Reformat Taxonomic Lineage using taxonkit
taxonkit_reformat(
file_path,
delimiter = NULL,
add_prefix = FALSE,
prefix_kingdom = "K__",
prefix_phylum = "p__",
prefix_class = "c__",
prefix_order = "o__",
prefix_family = "f__",
prefix_genus = "g__",
prefix_species = "s__",
prefix_subspecies = "t__",
prefix_strain = "T__",
fill_miss_rank = FALSE,
format_string = "",
miss_rank_repl_prefix = "unclassified ",
miss_rank_repl = "",
miss_taxid_repl = "",
output_ambiguous_result = FALSE,
lineage_field = 2,
taxid_field = NULL,
pseudo_strain = FALSE,
trim = FALSE,
text = FALSE,
data_dir = NULL
)
The path to the input file with taxonomic lineages. Or file text (text=TRUE)
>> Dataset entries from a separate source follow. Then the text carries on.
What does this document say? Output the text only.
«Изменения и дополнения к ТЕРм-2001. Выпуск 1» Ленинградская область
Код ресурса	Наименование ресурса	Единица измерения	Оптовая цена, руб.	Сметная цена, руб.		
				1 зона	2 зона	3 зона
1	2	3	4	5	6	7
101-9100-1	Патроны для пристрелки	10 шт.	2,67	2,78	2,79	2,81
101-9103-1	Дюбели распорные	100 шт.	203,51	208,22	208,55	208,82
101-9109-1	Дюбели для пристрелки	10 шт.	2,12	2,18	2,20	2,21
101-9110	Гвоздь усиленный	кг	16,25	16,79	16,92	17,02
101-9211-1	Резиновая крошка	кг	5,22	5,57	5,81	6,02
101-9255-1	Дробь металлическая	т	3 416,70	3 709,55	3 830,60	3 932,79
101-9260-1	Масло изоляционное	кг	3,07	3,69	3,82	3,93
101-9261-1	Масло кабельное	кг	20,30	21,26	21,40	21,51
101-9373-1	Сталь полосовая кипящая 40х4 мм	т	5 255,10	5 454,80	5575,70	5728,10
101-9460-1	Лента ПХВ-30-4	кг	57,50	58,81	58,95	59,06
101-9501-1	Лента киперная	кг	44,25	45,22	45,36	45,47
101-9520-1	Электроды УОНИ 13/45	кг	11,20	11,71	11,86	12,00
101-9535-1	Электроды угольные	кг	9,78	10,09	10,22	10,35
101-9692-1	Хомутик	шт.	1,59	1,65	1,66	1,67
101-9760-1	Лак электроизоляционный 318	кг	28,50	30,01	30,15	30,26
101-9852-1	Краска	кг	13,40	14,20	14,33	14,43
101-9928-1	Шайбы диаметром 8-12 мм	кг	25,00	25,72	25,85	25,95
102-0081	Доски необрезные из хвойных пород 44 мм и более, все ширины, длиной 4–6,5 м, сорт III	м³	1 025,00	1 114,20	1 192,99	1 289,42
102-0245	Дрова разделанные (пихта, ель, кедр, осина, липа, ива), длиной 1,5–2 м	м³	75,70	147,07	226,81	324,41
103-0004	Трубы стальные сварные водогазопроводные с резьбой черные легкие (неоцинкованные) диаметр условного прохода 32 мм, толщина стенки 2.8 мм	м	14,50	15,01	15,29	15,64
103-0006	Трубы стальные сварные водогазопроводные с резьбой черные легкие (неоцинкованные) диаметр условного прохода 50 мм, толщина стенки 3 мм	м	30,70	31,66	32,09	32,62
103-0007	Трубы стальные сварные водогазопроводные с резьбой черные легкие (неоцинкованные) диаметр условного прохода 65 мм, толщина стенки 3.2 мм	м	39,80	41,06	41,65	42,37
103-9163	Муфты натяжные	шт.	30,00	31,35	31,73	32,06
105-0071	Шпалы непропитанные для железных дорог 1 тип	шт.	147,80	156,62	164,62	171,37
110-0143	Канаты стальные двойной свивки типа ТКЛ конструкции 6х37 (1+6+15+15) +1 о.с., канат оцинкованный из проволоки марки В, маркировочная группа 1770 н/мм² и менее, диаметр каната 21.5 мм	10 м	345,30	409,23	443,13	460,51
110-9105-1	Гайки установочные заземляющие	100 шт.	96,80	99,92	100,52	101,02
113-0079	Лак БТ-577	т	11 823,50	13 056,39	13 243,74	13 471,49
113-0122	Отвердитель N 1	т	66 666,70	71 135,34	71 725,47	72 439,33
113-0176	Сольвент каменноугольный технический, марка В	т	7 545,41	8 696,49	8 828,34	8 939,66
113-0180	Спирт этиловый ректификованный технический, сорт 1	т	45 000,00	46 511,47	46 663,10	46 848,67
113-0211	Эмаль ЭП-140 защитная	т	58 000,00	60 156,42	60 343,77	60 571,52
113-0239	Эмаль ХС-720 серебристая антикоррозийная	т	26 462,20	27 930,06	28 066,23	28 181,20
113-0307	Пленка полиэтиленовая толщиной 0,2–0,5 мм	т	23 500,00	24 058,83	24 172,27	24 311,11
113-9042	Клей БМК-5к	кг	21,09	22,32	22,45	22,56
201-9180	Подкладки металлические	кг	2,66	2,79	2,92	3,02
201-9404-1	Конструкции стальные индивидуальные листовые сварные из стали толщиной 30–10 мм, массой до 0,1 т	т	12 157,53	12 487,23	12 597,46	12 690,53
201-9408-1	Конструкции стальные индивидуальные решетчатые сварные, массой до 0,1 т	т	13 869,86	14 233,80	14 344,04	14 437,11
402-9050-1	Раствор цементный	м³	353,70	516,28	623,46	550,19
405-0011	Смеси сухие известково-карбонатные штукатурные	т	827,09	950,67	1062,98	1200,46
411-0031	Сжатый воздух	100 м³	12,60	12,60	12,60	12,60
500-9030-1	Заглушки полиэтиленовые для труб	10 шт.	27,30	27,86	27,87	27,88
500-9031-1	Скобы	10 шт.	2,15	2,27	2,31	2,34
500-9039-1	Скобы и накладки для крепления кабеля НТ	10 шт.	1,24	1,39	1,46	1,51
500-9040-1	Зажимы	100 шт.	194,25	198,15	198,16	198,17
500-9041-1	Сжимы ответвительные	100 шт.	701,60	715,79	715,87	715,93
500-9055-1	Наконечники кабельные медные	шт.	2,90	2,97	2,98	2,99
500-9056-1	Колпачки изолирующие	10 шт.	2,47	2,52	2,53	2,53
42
The field delimiter in the input lineage (default ";").
Logical, indicating whether to add prefixes for all ranks (default: FALSE).
The prefix for kingdom, used along with –add-prefix (default: "K__").
The prefix for phylum, used along with –add-prefix (default: "p__").
The prefix for class, used along with –add-prefix (default: "c__").
The prefix for order, used along with –add-prefix (default: "o__").
The prefix for family, used along with –add-prefix (default: "f__").
The prefix for genus, used along with –add-prefix (default: "g__").
The prefix for species, used along with –add-prefix (default: "s__").
The prefix for subspecies, used along with –add-prefix (default: "t__").
The prefix for strain, used along with –add-prefix (default: "T__").
Logical, indicating whether to fill missing rank with lineage information of the next higher rank (default: FALSE).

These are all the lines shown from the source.